PhilDrinkwater said:Fundamentally... new gear is only important when it's holding your vision back but also new equipment brings about new opportunities. Spotting and taking advantage of those opportunities can give you a business boost. Or it can give you nothing.
Very well said
IMHO, at the beginner level, it's 99% technique and 1% equipment. An experienced pro with a point-and-shoot will easily produce better images than the typical soccer mom with a Rebel. At the pro level, it's still mostly about technique, but I'd say that equipment becomes more important, since those that lack basic photography skills have already been weeded out. It's tough to put a number on it. For pros, perhaps its 90% technique and 10% equipment, or 80% technique and 20% equipment, but any working photog with any dignity will strive to push the envelope and eventually hit the limits of their equipment. These days, the limits of equipment are extremely high, but it doesn't mean they don't exist.

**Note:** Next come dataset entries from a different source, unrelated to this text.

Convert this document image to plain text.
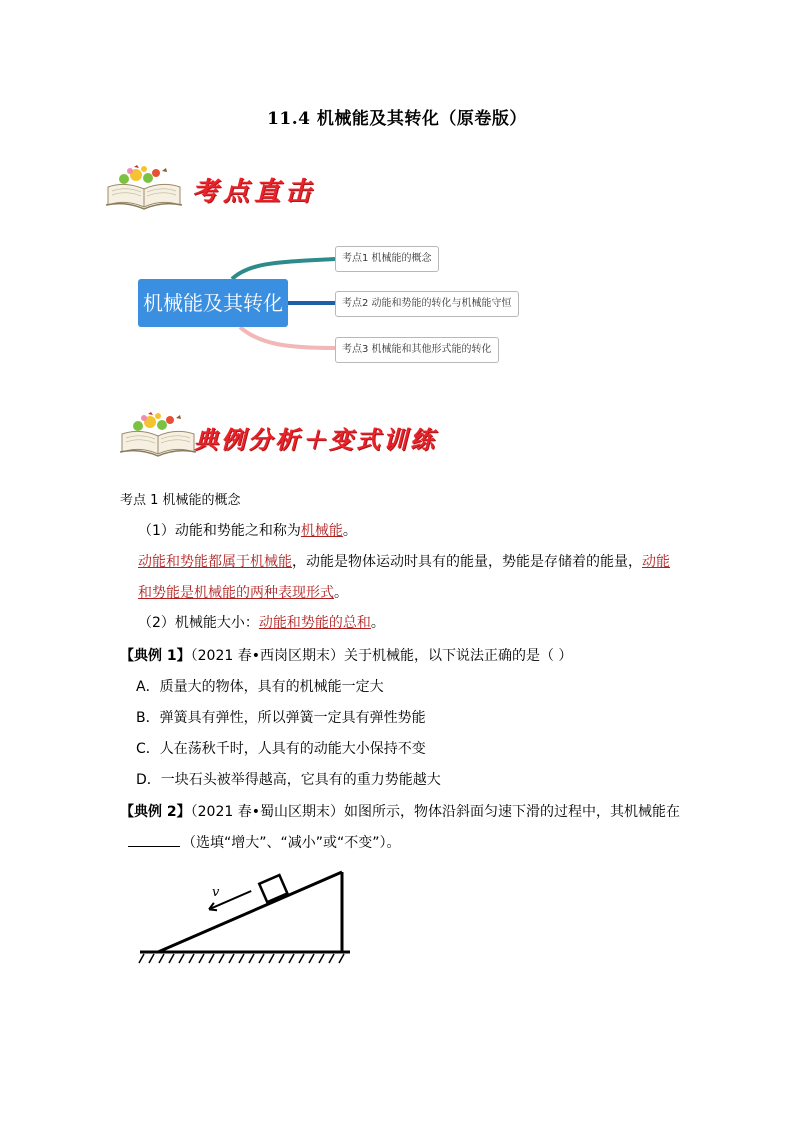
11.4 机械能及其转化（原卷版）
考点直击
机械能及其转化
考点1 机械能的概念
考点2 动能和势能的转化与机械能守恒
考点3 机械能和其他形式能的转化
典例分析＋变式训练
考点 1 机械能的概念
（1）动能和势能之和称为机械能。
动能和势能都属于机械能，动能是物体运动时具有的能量，势能是存储着的能量，动能
和势能是机械能的两种表现形式。
（2）机械能大小：动能和势能的总和。
【典例 1】（2021 春•西岗区期末）关于机械能，以下说法正确的是（ ）
A．质量大的物体，具有的机械能一定大
B．弹簧具有弹性，所以弹簧一定具有弹性势能
C．人在荡秋千时，人具有的动能大小保持不变
D．一块石头被举得越高，它具有的重力势能越大
【典例 2】（2021 春•蜀山区期末）如图所示，物体沿斜面匀速下滑的过程中，其机械能在
（选填“增大”、“减小”或“不变”）。
v
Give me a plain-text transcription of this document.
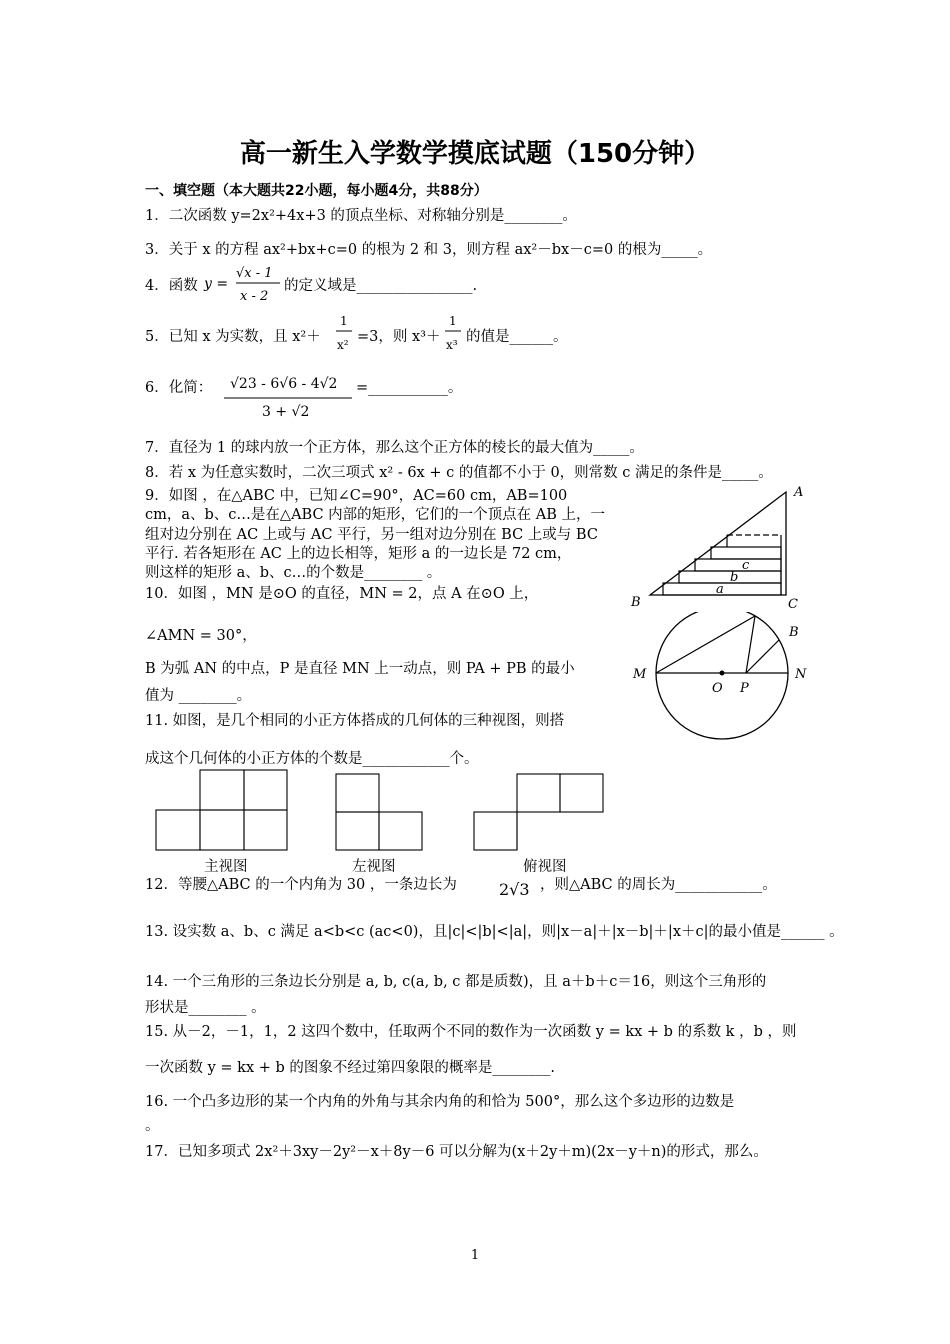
高一新生入学数学摸底试题（150分钟）
一、填空题（本大题共22小题，每小题4分，共88分）
1．二次函数 y=2x²+4x+3 的顶点坐标、对称轴分别是________。
3．关于 x 的方程 ax²+bx+c=0 的根为 2 和 3，则方程 ax²－bx－c=0 的根为_____。
4．函数 y =
√x - 1
x - 2
的定义域是________________.
5．已知 x 为实数，且 x²＋
1
x² =3，则 x³＋
1
x³ 的值是______。
6．化简： √23 - 6√6 - 4√2
3 + √2
=___________。
7．直径为 1 的球内放一个正方体，那么这个正方体的棱长的最大值为_____。
8．若 x 为任意实数时，二次三项式 x² - 6x + c 的值都不小于 0，则常数 c 满足的条件是_____。
9．如图 ，在△ABC 中，已知∠C=90°，AC=60 cm，AB=100
cm，a、b、c…是在△ABC 内部的矩形，它们的一个顶点在 AB 上，一
组对边分别在 AC 上或与 AC 平行，另一组对边分别在 BC 上或与 BC
平行. 若各矩形在 AC 上的边长相等，矩形 a 的一边长是 72 cm，
则这样的矩形 a、b、c…的个数是________ 。
10．如图 ，MN 是⊙O 的直径，MN = 2，点 A 在⊙O 上，
∠AMN = 30°，
B 为弧 AN 的中点，P 是直径 MN 上一动点，则 PA + PB 的最小
值为 ________。
11. 如图，是几个相同的小正方体搭成的几何体的三种视图，则搭
成这个几何体的小正方体的个数是____________个。
A
B	C
a
b
c
M	N
O P
B
主视图	左视图	俯视图
12．等腰△ABC 的一个内角为 30 ，一条边长为	2√3 ，则△ABC 的周长为____________。
13. 设实数 a、b、c 满足 a<b<c (ac<0)，且|c|<|b|<|a|，则|x－a|＋|x－b|＋|x＋c|的最小值是______ 。
14. 一个三角形的三条边长分别是 a, b, c(a, b, c 都是质数)，且 a＋b＋c＝16，则这个三角形的
形状是________ 。
15. 从－2，－1，1，2 这四个数中，任取两个不同的数作为一次函数 y = kx + b 的系数 k ，b ，则
一次函数 y = kx + b 的图象不经过第四象限的概率是________.
16. 一个凸多边形的某一个内角的外角与其余内角的和恰为 500°，那么这个多边形的边数是
。
17．已知多项式 2x²＋3xy－2y²－x＋8y－6 可以分解为(x＋2y＋m)(2x－y＋n)的形式，那么。
1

I'm not much of a NBA fan, but I've noticed photogs are now rigging cameras up behind the backboard, and triggering them remotely to create a unique perspective as players battle up near the rim. How on earth would this be possible without today's technology? Now sports shooters can cover a game from multiple angles simultaneously without cloning themselves
Likewise, for portraits, the combination of ETTL technology, radio triggers, and high-speed sync flash guns has opened the door to creative effects that were once difficult, if not impossible to pull off. Furthermore, back in the day before autofocus was invented, motorsports photographers would zone focus at one particular part of the track, fire off a bunch of frames as a car approached, and hope that the timing of one of the frames happened to coincide with when a car crossed the focal plane. Every now and then you'd get a good shot, but most of them were soft piles of junk. Those are just a few examples that come to mind, and this post is already running long.
Just because you can get a shot with lesser gear doesn't mean it's always practical, especially when there's the all-important time invested vs. revenue earned metric that everyone running a business must deal with. Soooo, while the "gear doesn't matter, it's all about technique" cliche is true most of the time, to say that equipment never matters isn't entirely accurate.